Quando a pandemia entra em declínio, sopram ventos de guerra. A Rússia invadiu a Ucrânia e rompeu com a esperança global de que as fronteiras não sejam definidas pela força militar, mas por negociações diplomáticas.
Por Fernando Gabeira (foto)
Em 2018, estive em Moscou. Era Copa do Mundo, o que não impediu que eu conversasse com alguns russos sobre outros temas. A Ucrânia, para quase todos com quem falei, era tida como um pedaço da Rússia, uma perda dolorosa.
Putin decidiu completar a tarefa que iniciou em fevereiro de 2014, anexando a Crimeia. É indiscutível sua força militar. No entanto nem sempre a força bruta triunfa, apesar da admiração dos chamados realistas. Funcionou na Crimeia, não funcionou no Afeganistão.
Rússia e China parecem unidas no momento. Cada vez mais, cresce sua importância diante de um Ocidente perplexo. Ambas têm uma visão específica sobre democracia, direitos humanos, liberdades individuais.
Confesso que é uma visão diferente da minha. O que não significa uma certeza de que estejamos no caminho certo neste lado do mundo.
Não tenho espaço para grandes digressões. Outro dia, em Paris, o fotógrafo suíço René Robert, aos 84 anos, morreu na rua, depois de ficar nove horas no frio, sem que ninguém o socorresse. Para mim, é um sinal de declínio civilizatório.
Depois de a Rússia anexar a Ucrânia, a China buscará Taiwan, e o jogo continua. Pretextos nunca faltam. A Ucrânia não entraria na Otan nos próximos dez anos. Putin apenas aproveitou o que lhe pareceu um momento favorável.
Mas será mesmo? Há muitas sanções. O Ocidente pode não se envolver diretamente na Ucrânia, mas fará tudo para que a Rússia pague um preço alto pela invasão.
Os americanos conhecem esse peso, sobretudo na forma dos sacos pretos com os corpos de soldados que voltam ao país invasor, sem contar os gigantescos custos econômicos. Se a Europa encontrar alternativas para a energia que importa da Rússia, se o novo gasoduto para a Alemanha não vingar — variáveis somadas a um relativo isolamento tecnológico, custos de guerra.
Quando Bolsonaro foi à Rússia, escrevi um artigo dizendo que era uma viagem perigosa. Sua inexperiência aumentava os riscos. Aquela frase — “O Brasil é solidário com a Rússia” — não expressa um consenso nacional.
Ele queria dizer que o Brasil era solidário com quem buscava soluções pacíficas. Mas, àquela altura dos acontecimentos, com 150 mil soldados na fronteira com a Ucrânia, Putin não acreditava tanto em saída diplomática.

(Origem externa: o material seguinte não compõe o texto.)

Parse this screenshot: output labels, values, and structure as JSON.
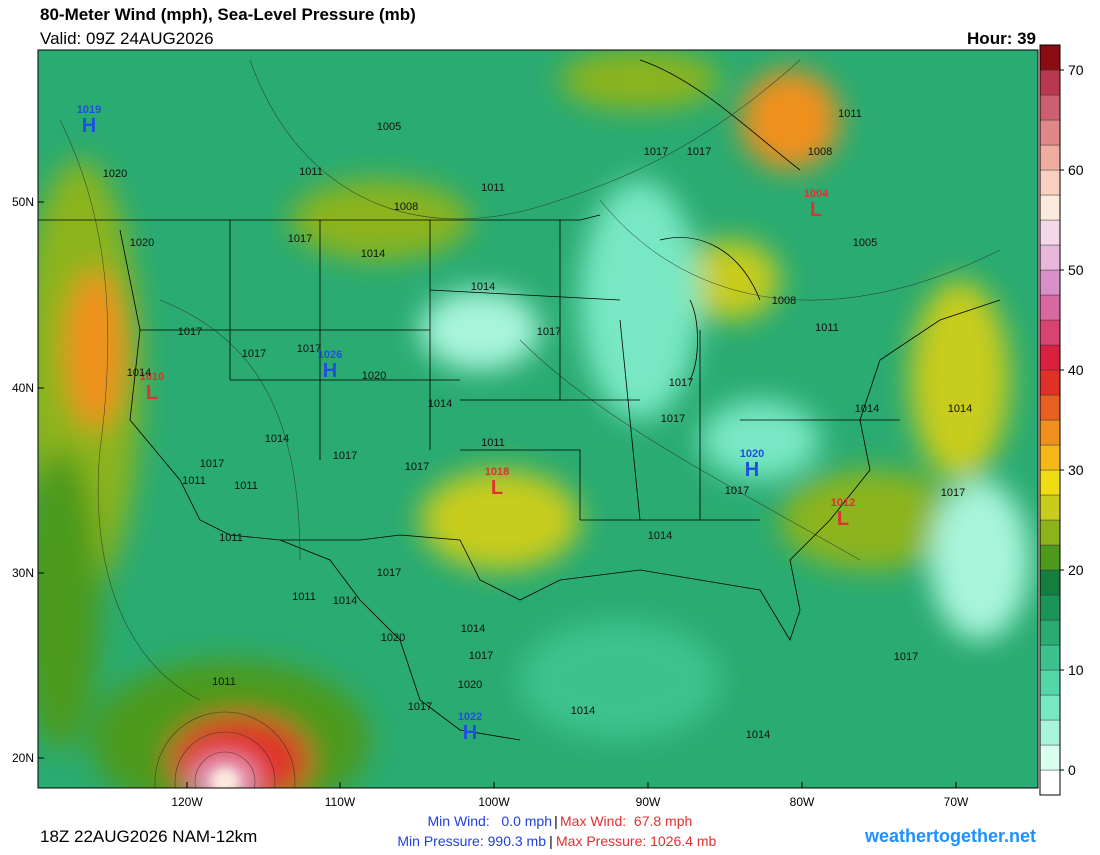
{
  "header": {
    "title": "80-Meter Wind (mph), Sea-Level Pressure (mb)",
    "valid": "Valid: 09Z 24AUG2026",
    "hour": "Hour: 39"
  },
  "map": {
    "lat_labels": [
      "50N",
      "40N",
      "30N",
      "20N"
    ],
    "lon_labels": [
      "120W",
      "110W",
      "100W",
      "90W",
      "80W",
      "70W"
    ],
    "pressure_centers": [
      {
        "letter": "H",
        "value": "1019",
        "color": "#1f4fe0"
      },
      {
        "letter": "H",
        "value": "1026",
        "color": "#1f4fe0"
      },
      {
        "letter": "H",
        "value": "1020",
        "color": "#1f4fe0"
      },
      {
        "letter": "H",
        "value": "1022",
        "color": "#1f4fe0"
      },
      {
        "letter": "L",
        "value": "1010",
        "color": "#e03030"
      },
      {
        "letter": "L",
        "value": "1004",
        "color": "#e03030"
      },
      {
        "letter": "L",
        "value": "1018",
        "color": "#e03030"
      },
      {
        "letter": "L",
        "value": "1012",
        "color": "#e03030"
      }
    ],
    "isobar_labels": [
      "1005",
      "1011",
      "1020",
      "1008",
      "1011",
      "1017",
      "1017",
      "1011",
      "1008",
      "1005",
      "1017",
      "1014",
      "1020",
      "1014",
      "1017",
      "1017",
      "1017",
      "1020",
      "1014",
      "1014",
      "1017",
      "1008",
      "1011",
      "1017",
      "1017",
      "1014",
      "1011",
      "1017",
      "1017",
      "1017",
      "1011",
      "1011",
      "1014",
      "1014",
      "1017",
      "1017",
      "1011",
      "1014",
      "1017",
      "1011",
      "1014",
      "1020",
      "1014",
      "1017",
      "1020",
      "1017",
      "1014",
      "1014",
      "1017",
      "1011"
    ]
  },
  "colorbar": {
    "range": [
      -2.5,
      72.5
    ],
    "ticks": [
      0,
      10,
      20,
      30,
      40,
      50,
      60,
      70
    ],
    "colors": [
      "#ffffff",
      "#d8fff0",
      "#a8f5dc",
      "#78e8c4",
      "#55d6a8",
      "#3cc28e",
      "#2aab72",
      "#1c9458",
      "#147e40",
      "#4c9a1c",
      "#8cb41a",
      "#c8cc1c",
      "#f0dc14",
      "#f4b818",
      "#f0901c",
      "#e86020",
      "#e03028",
      "#d82040",
      "#d84470",
      "#d868a0",
      "#d890c8",
      "#e8b8dc",
      "#f4d8e8",
      "#fceadc",
      "#f8d0c0",
      "#f0aca0",
      "#e08888",
      "#cc6070",
      "#b83850",
      "#8c0c14"
    ]
  },
  "footer": {
    "run": "18Z 22AUG2026 NAM-12km",
    "min_wind": "Min Wind:   0.0 mph",
    "max_wind": "Max Wind:  67.8 mph",
    "min_pressure": "Min Pressure: 990.3 mb",
    "max_pressure": "Max Pressure: 1026.4 mb",
    "separator": "|",
    "site": "weathertogether.net"
  }
}
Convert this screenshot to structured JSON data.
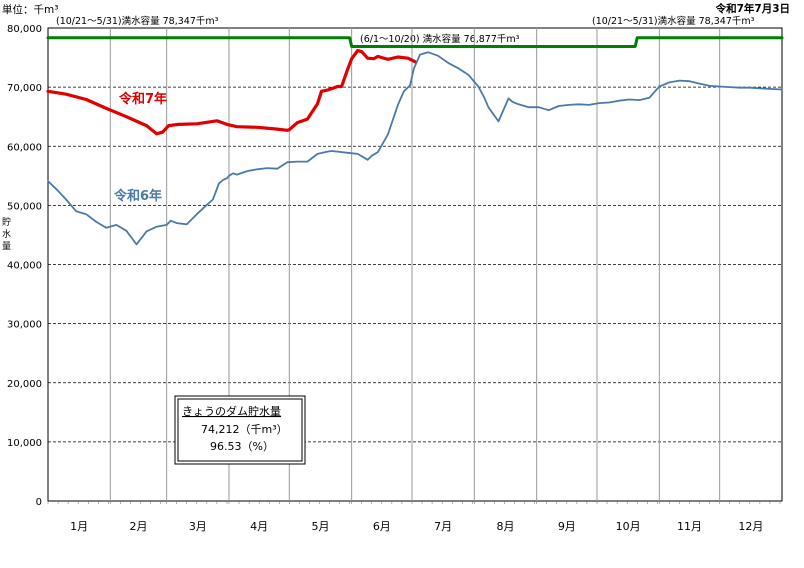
{
  "header": {
    "unit": "単位：千m³",
    "date": "令和7年7月3日"
  },
  "capacity_labels": {
    "left": "(10/21～5/31)満水容量  78,347千m³",
    "middle": "(6/1～10/20) 満水容量  76,877千m³",
    "right": "(10/21～5/31)満水容量  78,347千m³"
  },
  "ylabel": [
    "貯",
    "水",
    "量"
  ],
  "info_box": {
    "title": "きょうのダム貯水量",
    "volume": "74,212（千m³）",
    "percent": "96.53（%）"
  },
  "chart_data": {
    "type": "line",
    "title": "",
    "xlabel": "",
    "ylabel": "貯水量",
    "ylim": [
      0,
      80000
    ],
    "y_ticks": [
      "0",
      "10,000",
      "20,000",
      "30,000",
      "40,000",
      "50,000",
      "60,000",
      "70,000",
      "80,000"
    ],
    "y_tick_values": [
      0,
      10000,
      20000,
      30000,
      40000,
      50000,
      60000,
      70000,
      80000
    ],
    "x_unit": "day_of_year",
    "xlim": [
      1,
      366
    ],
    "months": [
      "1月",
      "2月",
      "3月",
      "4月",
      "5月",
      "6月",
      "7月",
      "8月",
      "9月",
      "10月",
      "11月",
      "12月"
    ],
    "grid": true,
    "series": [
      {
        "name": "令和7年",
        "color": "#e00000",
        "x": [
          1,
          10,
          20,
          30,
          40,
          50,
          55,
          58,
          61,
          66,
          75,
          85,
          90,
          95,
          105,
          115,
          120,
          121,
          125,
          130,
          135,
          137,
          140,
          145,
          147,
          150,
          152,
          155,
          157,
          160,
          163,
          165,
          167,
          170,
          175,
          180,
          184
        ],
        "y": [
          69300,
          68800,
          67900,
          66400,
          65000,
          63500,
          62100,
          62400,
          63500,
          63700,
          63800,
          64300,
          63700,
          63300,
          63200,
          62900,
          62700,
          62800,
          64000,
          64600,
          67200,
          69300,
          69500,
          70100,
          70100,
          73000,
          74800,
          76200,
          76000,
          74900,
          74800,
          75200,
          75000,
          74700,
          75100,
          74900,
          74212
        ]
      },
      {
        "name": "令和6年",
        "color": "#4a7aaa",
        "x": [
          1,
          5,
          10,
          15,
          20,
          25,
          30,
          35,
          40,
          45,
          50,
          55,
          60,
          62,
          65,
          70,
          75,
          80,
          83,
          86,
          88,
          90,
          91,
          93,
          95,
          100,
          105,
          110,
          115,
          120,
          125,
          130,
          135,
          140,
          142,
          145,
          150,
          155,
          160,
          162,
          165,
          170,
          175,
          178,
          181,
          183,
          186,
          190,
          195,
          200,
          205,
          210,
          215,
          218,
          220,
          225,
          230,
          232,
          235,
          240,
          245,
          250,
          255,
          260,
          265,
          270,
          275,
          280,
          285,
          290,
          295,
          300,
          305,
          310,
          315,
          320,
          325,
          330,
          335,
          340,
          345,
          350,
          355,
          360,
          366
        ],
        "y": [
          54100,
          52800,
          51000,
          49000,
          48500,
          47200,
          46200,
          46700,
          45700,
          43400,
          45600,
          46400,
          46700,
          47400,
          47000,
          46800,
          48500,
          50100,
          51000,
          53700,
          54300,
          54600,
          55000,
          55400,
          55200,
          55800,
          56100,
          56300,
          56200,
          57300,
          57400,
          57400,
          58700,
          59100,
          59200,
          59100,
          58900,
          58700,
          57700,
          58400,
          59000,
          62000,
          67000,
          69300,
          70300,
          73200,
          75500,
          75900,
          75300,
          74100,
          73200,
          72100,
          70100,
          68200,
          66600,
          64200,
          68100,
          67500,
          67100,
          66600,
          66600,
          66100,
          66800,
          67000,
          67100,
          67000,
          67300,
          67400,
          67700,
          67900,
          67800,
          68200,
          70100,
          70800,
          71100,
          71000,
          70600,
          70200,
          70100,
          70000,
          69900,
          69900,
          69800,
          69700,
          69600
        ]
      },
      {
        "name": "満水容量",
        "color": "#008000",
        "x": [
          1,
          151,
          152,
          293,
          294,
          366
        ],
        "y": [
          78347,
          78347,
          76877,
          76877,
          78347,
          78347
        ]
      }
    ]
  }
}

Neste primeiro momento, a tendência é enfatizar o aumento do preço do combustível e suas consequências na economia.
É pouco, da política internacional à estrategia do agronegócio, o Brasil terá de reavaliar tudo, diante desse fato novo.
Bolsonaro foi à Rússia vender carne e comprar fertilizante, assim como alguns itens militares. Será que valeu? A Rússia está ampliando sua atividade agrícola, favorecida pelo aquecimento global, que torna algumas terras agricultáveis. Que peso terão a partir de agora os negócios militares, sob o impacto das sanções ocidentais?
O fundamento de nossa política externa é a busca da paz e a solução pacífica dos conflitos. Putin rompeu com essa lógica.
É uma situação delicada tanto para o país como para indivíduos. De que lado ficar? O mundo ocidental não é um paraíso. Mas valores democráticos e, sobretudo, o respeito às fronteiras nacionais estão em jogo. Ao Brasil não interessa um planeta onde as potências definam áreas de influência e façam nela o que bem entenderem.
Independentemente do debate que, certamente, o tema inspira, sobretudo num ano de eleições, é fundamental se preparar também para a onda de refugiados que se espalhará para a Europa e, certamente, chegará aos países do Novo Mundo.
É hora de convocar uma ampla reunião de emergência no Congresso para discutir a crise ucraniana no Brasil. O tema transcende a um governo hesitante.